Rippert explained that the main reason for the reluctance of the working class to take action lay with the trade unions, the SPD and the Left Party. They had divided the working class through the creation of a low-wage sector and blocked any effective resistance by working closely with factory managements to prevent strikes. Above all, the Left Party has discredited socialist politics in the eyes of many workers and thereby prevented them from countering the attacks undertaken by the state.

“However,” Rippert said, “the longer the working class is restrained by these forces, while social conditions continue to deteriorate, the more explosive will be the eventual conflict with the bureaucracies.”

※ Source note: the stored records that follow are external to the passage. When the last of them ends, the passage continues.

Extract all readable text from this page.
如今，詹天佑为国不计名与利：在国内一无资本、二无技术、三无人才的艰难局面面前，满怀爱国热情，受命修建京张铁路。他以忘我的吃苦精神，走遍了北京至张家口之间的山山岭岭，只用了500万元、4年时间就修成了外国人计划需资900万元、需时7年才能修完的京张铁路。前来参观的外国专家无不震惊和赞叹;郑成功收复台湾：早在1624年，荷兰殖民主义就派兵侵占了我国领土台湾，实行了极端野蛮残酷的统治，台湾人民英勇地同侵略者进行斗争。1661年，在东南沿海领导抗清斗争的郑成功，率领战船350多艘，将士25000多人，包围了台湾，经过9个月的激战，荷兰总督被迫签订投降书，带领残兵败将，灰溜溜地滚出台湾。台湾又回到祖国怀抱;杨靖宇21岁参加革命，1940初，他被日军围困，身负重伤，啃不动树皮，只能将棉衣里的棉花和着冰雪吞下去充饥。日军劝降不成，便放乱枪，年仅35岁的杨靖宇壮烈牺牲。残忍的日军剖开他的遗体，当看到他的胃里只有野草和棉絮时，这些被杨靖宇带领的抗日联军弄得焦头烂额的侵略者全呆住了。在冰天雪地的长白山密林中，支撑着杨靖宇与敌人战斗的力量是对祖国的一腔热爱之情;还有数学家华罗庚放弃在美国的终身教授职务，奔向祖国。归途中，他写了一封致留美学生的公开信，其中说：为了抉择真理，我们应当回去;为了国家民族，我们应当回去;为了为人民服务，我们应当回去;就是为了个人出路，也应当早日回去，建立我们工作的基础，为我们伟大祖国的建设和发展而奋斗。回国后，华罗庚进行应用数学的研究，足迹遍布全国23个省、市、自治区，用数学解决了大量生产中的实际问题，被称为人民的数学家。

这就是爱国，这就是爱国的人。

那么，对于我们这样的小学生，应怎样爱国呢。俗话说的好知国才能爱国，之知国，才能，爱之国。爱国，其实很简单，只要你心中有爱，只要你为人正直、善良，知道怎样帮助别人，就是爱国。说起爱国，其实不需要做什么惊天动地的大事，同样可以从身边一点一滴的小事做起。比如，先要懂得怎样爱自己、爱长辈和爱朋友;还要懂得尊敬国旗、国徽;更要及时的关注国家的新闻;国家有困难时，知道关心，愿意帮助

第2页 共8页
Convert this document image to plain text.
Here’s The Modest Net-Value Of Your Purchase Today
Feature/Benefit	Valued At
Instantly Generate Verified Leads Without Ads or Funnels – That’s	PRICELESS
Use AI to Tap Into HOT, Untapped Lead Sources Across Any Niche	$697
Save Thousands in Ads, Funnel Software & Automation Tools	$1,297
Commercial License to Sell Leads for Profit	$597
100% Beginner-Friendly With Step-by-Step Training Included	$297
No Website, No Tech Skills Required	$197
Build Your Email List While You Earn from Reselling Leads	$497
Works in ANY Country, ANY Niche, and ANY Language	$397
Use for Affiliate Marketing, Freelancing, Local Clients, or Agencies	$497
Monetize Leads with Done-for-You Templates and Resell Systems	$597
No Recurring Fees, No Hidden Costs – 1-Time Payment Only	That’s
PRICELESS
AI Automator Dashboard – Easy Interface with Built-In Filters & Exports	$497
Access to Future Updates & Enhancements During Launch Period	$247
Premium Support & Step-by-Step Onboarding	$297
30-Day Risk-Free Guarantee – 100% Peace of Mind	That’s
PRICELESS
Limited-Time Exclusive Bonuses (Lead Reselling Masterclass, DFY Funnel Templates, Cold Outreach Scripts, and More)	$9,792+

The quality of our party lies not in its current size, he said, but in its perspective and its historical foundation. On the one hand, we rely on the most powerful social force in society, the working class; on the other hand, we are part of an international movement, embodying the revolutionary experiences of generations. This equips us, like no other political force, for future conflicts and means that we approach the current situation with great optimism, Rippert said.

In the ensuing discussion, Peter Schwarz once again explained how the National Socialist movement, which in the 1920s was initially composed of disgruntled soldiers returning from the front, was able to rapidly develop into a mass movement. The economic crisis and resulting mass unemployment provided the political breeding ground for the emergence of the extreme right, but it was the treachery of the SPD and German Communist Party (KPD) which then broke the resistance of the working class and paved the way for the Nazis to take power. For precisely this reason it was vital today to put forward a clear class policy and not gloss over political differences, but rather clarify these important issues and reject any policy based on class collaboration.

When asked by an audience member what the PSG would do if it were elected to the Berlin Senate, Ulrich Rippert replied: “We are using this campaign to build our party, win new members in the current political debate and increase our presence and influence within the working class. However, should we be elected to parliament, we would use every opportunity to publicly expose the machinations of bourgeois politics. We would make public all those deals conducted behind the scenes and make clear that the future of society will be decided not in parliament, but rather through class struggle.”

One meeting participant, who had reported from Cairo on the Egyptian revolution for the World Socialist Web Site, described how rapidly social and political processes had developed in the course of the current global crisis. On January 23 or 24 no one could predict what would happen over the next few days in Egypt. At the same time, there are many parallels between the situation in pre-revolutionary Cairo and Berlin. He was convinced that social tensions that had built up over years could lead to a similar explosion in Germany.

He also drew attention to the biggest problem of the Egyptian revolution, namely the lack of revolutionary leadership and the corruption and betrayal of the bourgeois pseudo-left forces. These organizations rejected the demand raised by Egyptian workers for a second revolution, and joined together in a motley alliance of various political forces aimed at stabilizing bourgeois rule and the military regime.

A collection at the end of the meeting provided a large sum to finance the election campaign and was a clear sign of the determination of those in attendance to participate in the building of the PSG as the revolutionary party of the working class.